Les tribulations d’un astronome

Sur le fil des Cinéastes

Mardi 6 juillet 2010
mercredi 14 juillet 2010 par Guillaume Blanc

Au vu de la chaleur étouffante qui règne en fond de vallée ces temps-ci, nous nous sommes dit qu’aller faire un tour sur les hauteurs pourrait nous apporter quelque fraîcheur. Malgré quelques idées de courses ambitieuses qui traînaient, nous nous sommes rabattus sur un projet de moindre envergure, mais vanté par tous les topos que nous avions sous la main : l’arête sud de la Pointe des Cinéastes, au-dessus du refuge du Glacier Blanc.

Décoller de la maison, sortir de la fraîcheur assurée par l’épaisseur des vieux murs pour aller s’enfoncer dans la fournaise, nous prit un certain temps. Nous sommes arrivés au Pré de Madame Carle vers 19h. Il était déjà à l’ombre, le soleil jouait avec ses rayons à travers les hauts pics échancrés. Nous partons donc « à la fraîche » pour la marche d’approche. Avec le matériel de bivouac dans le sac, il n’y ni urgence, ni précipitation, si ce n’est d’arriver à trouver un coin pour nous poser avant la nuit. Et encore : nous avons les frontales.
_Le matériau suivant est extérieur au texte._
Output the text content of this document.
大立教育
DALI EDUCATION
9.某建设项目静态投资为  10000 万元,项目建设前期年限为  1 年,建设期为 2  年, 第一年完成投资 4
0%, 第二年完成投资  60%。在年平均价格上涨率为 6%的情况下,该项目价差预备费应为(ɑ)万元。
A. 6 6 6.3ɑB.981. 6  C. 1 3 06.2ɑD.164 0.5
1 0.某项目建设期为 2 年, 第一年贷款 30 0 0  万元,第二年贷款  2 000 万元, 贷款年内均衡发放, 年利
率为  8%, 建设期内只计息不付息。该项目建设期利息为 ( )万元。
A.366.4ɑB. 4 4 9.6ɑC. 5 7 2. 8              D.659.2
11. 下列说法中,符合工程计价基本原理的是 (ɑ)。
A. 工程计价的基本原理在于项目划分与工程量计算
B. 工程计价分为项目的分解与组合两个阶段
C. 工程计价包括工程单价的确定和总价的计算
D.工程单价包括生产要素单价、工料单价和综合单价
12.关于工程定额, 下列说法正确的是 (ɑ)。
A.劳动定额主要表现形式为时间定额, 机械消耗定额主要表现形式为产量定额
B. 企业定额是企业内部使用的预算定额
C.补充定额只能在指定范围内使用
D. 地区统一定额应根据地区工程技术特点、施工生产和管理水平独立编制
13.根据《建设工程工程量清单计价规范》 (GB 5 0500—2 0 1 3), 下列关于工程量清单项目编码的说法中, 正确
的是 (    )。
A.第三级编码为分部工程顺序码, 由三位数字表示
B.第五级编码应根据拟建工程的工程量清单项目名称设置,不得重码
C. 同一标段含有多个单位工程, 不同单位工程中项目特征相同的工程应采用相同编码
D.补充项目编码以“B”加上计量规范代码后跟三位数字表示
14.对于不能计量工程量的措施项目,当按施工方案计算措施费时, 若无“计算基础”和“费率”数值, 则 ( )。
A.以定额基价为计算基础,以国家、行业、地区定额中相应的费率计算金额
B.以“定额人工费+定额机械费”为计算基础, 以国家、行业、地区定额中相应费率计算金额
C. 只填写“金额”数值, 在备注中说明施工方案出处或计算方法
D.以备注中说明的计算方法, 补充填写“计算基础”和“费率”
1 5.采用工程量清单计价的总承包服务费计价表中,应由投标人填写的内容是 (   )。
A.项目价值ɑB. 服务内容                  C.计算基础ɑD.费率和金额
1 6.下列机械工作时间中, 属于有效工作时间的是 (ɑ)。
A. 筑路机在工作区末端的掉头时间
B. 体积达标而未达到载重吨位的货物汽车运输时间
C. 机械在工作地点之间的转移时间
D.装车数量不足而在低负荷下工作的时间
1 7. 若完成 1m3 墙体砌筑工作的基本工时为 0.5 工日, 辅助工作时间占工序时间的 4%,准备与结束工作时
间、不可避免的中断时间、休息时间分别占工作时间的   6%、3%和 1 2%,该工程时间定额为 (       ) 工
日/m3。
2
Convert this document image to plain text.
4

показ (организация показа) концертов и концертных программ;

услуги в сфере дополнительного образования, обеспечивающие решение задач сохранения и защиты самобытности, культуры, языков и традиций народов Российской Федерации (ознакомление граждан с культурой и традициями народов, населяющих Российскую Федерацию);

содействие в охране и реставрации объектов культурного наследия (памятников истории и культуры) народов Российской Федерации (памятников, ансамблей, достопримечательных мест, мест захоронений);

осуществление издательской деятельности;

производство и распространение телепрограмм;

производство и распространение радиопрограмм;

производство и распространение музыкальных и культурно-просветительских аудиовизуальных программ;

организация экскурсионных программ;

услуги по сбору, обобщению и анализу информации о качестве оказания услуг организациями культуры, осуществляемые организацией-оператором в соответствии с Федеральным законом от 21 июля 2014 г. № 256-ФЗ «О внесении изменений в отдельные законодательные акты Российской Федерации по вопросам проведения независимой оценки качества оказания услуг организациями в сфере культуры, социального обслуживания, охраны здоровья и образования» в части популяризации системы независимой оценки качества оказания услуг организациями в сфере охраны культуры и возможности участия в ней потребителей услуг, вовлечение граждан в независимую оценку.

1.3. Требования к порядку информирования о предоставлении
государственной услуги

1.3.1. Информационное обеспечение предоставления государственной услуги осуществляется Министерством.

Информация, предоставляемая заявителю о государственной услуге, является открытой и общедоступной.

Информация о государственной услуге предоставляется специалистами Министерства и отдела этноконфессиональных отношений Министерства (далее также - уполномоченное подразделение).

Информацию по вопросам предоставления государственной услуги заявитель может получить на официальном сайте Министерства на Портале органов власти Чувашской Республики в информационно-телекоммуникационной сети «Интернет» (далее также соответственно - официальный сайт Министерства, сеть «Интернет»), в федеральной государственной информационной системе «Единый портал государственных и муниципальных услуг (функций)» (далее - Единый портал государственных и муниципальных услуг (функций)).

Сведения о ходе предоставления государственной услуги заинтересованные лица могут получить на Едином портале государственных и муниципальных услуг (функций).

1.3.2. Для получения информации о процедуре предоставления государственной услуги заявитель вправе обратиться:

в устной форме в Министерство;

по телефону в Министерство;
Nous enfilons les lacets du sentier, surprenant ici un chamois qui se croyait enfin tranquille — débarrassé des hordes de touristes qui arpentent continuellement le coin dans la journée — et là quelques marmottes bien dodues qui se régalent enfin de bonne herbe fraîche après avoir becqueté tous ces biscuits immondes que ces humains leur font ingurgiter : ah, la gourmandise...

Pendant ce temps, les derniers rayons de soleil illuminent les somptueuses faces nord qui dominent le Glacier Noir : Pelvoux, Pic Sans Nom, Coup de Sabre, Ailefroides. Dernier éclat avant de sombrer là-bas derrière.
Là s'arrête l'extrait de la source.